I absolutely love vintage films. And Greer Garson is fabulous! I can't believe I've never seen this. I'm adding it to my Netflix queue and making sure I have a box of tissues handy. Nice review, Margaret!

Love Maggie Smith in "The Prime of Miss Jean Brodie".

Margaret said...

I'd almost forgotten about "The Prime of Miss Jean Brodie"--a fabulous film, and the performance of a lifetime by Maggie Smith.

A Cuban In London said...

'Bad Eucation' by Pedro Almodovar comes to mind. I, too, love 'Dead Poet's Society'.

Good post.

Greetings from London.

Amanda said...

Oh! My favorite that I'd watch with my mom and sister is "To Sir, With Love". That movie never fails to choke me up. Good post!

M.Kate said...

Hello Margaret, what an interesting post..I am quite like you..the sentimental and crying part..and at times, I had to hide away as I didnt want the kids to laugh at me. Happy weekend :D

Melanie said...

Hi Margaret, I do like this film. I saw it again a few months ago on TV. There were still some teachers like him -very old school- when I was at school. They were the ones who got respect and results from the class as they could also get over their love of their subject. To this day I adore mind puzzles which I was introduced to by the now Rev. Moody. The good teachers are the ones you remember as I think they can help shape your life.

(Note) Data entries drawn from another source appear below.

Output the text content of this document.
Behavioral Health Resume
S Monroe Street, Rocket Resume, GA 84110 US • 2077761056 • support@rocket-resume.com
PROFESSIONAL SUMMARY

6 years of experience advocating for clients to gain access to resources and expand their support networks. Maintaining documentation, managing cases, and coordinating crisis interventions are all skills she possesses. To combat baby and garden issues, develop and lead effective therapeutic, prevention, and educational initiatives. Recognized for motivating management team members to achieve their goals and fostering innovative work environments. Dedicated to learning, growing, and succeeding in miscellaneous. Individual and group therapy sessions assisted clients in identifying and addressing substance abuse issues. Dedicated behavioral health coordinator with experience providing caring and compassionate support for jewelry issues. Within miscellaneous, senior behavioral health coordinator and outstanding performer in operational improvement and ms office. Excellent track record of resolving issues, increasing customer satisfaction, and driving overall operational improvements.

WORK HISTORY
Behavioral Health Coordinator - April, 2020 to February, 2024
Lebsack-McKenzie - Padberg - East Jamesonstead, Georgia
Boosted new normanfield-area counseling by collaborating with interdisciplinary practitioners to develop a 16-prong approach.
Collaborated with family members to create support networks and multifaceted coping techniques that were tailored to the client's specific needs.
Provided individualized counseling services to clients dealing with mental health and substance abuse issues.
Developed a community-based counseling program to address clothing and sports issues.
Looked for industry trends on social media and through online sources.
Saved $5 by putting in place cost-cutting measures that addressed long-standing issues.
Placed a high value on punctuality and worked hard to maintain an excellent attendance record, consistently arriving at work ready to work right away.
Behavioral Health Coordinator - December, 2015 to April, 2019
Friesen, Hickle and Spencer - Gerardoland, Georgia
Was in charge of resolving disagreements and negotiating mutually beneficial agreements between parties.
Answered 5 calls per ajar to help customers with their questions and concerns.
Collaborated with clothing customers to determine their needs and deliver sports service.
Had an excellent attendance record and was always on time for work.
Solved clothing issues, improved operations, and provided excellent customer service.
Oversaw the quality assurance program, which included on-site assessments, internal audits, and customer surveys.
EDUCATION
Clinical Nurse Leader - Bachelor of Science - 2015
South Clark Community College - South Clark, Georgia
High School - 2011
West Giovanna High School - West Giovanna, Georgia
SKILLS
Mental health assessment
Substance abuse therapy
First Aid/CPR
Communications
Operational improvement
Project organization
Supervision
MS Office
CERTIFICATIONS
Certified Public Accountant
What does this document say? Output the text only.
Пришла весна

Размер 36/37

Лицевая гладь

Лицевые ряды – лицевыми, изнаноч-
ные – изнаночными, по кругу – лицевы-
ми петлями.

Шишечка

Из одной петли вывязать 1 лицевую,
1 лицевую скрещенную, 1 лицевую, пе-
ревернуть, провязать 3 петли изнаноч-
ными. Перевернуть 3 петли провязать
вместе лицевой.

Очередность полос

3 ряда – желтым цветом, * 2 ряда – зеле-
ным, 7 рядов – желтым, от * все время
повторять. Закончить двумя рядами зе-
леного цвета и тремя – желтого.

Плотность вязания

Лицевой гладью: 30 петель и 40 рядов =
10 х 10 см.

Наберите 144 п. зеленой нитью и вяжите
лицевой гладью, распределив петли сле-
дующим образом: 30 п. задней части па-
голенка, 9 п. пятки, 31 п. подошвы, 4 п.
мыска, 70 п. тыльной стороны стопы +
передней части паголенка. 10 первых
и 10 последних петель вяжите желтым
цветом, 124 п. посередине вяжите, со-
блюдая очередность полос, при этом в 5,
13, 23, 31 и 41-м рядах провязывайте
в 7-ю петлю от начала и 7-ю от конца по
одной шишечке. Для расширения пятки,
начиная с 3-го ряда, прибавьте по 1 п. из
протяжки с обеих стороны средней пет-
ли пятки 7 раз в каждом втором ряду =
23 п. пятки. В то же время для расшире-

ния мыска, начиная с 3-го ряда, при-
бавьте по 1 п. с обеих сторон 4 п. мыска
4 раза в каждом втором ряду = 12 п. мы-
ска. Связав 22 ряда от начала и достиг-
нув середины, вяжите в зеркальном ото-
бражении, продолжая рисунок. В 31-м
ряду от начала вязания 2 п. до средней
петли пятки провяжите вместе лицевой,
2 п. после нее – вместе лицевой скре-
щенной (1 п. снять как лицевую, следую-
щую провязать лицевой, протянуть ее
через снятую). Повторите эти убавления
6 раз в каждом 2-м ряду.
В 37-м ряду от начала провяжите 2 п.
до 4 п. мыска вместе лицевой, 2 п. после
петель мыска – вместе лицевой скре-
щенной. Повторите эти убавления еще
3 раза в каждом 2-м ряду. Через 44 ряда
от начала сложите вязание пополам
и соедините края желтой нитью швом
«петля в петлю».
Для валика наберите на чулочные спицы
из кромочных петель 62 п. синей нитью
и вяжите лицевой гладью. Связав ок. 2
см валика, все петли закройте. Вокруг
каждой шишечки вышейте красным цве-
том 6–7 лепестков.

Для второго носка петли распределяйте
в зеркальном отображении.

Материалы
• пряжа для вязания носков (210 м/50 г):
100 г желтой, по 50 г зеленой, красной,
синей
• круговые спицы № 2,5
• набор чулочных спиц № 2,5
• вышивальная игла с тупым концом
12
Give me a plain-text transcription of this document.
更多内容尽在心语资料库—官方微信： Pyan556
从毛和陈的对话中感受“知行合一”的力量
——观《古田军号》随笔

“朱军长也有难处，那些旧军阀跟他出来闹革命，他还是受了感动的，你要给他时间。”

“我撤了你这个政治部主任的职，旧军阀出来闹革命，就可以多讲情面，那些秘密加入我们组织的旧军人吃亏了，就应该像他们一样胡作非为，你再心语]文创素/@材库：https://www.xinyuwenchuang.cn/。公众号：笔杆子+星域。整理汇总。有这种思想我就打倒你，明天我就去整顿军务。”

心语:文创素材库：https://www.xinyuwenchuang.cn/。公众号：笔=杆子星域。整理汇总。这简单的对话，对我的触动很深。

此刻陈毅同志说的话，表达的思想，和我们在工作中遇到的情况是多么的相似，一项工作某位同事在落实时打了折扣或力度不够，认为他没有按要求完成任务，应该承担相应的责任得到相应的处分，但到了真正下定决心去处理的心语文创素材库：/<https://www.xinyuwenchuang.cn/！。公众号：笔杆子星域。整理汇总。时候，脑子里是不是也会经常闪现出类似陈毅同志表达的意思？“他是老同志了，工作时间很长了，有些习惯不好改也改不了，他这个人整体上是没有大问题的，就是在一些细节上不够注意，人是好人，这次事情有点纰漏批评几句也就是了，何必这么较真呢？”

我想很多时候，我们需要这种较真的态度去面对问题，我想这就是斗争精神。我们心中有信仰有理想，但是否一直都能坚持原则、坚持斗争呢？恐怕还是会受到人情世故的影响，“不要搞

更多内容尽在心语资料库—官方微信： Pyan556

"To Serve Them All My Days" is another tear jerker and beautifully told.

Thorsprincess said...

Oh, it is wonderful to live long enough for your children to share your passions! I loved this film so much for many years, and was so glad when I could buy it on a VHS tape to share it with my daughters, only to realize they were a bit bored (politely, of course) and preferred the more volatile Dead Poet's Society. Well, we watched all those wonderful films together and enjoyed debating and discussing their merits. But, oh what joy to learn that you now appreciate my beloved Mr. Chips! Thank you for the wonderful review and tribute.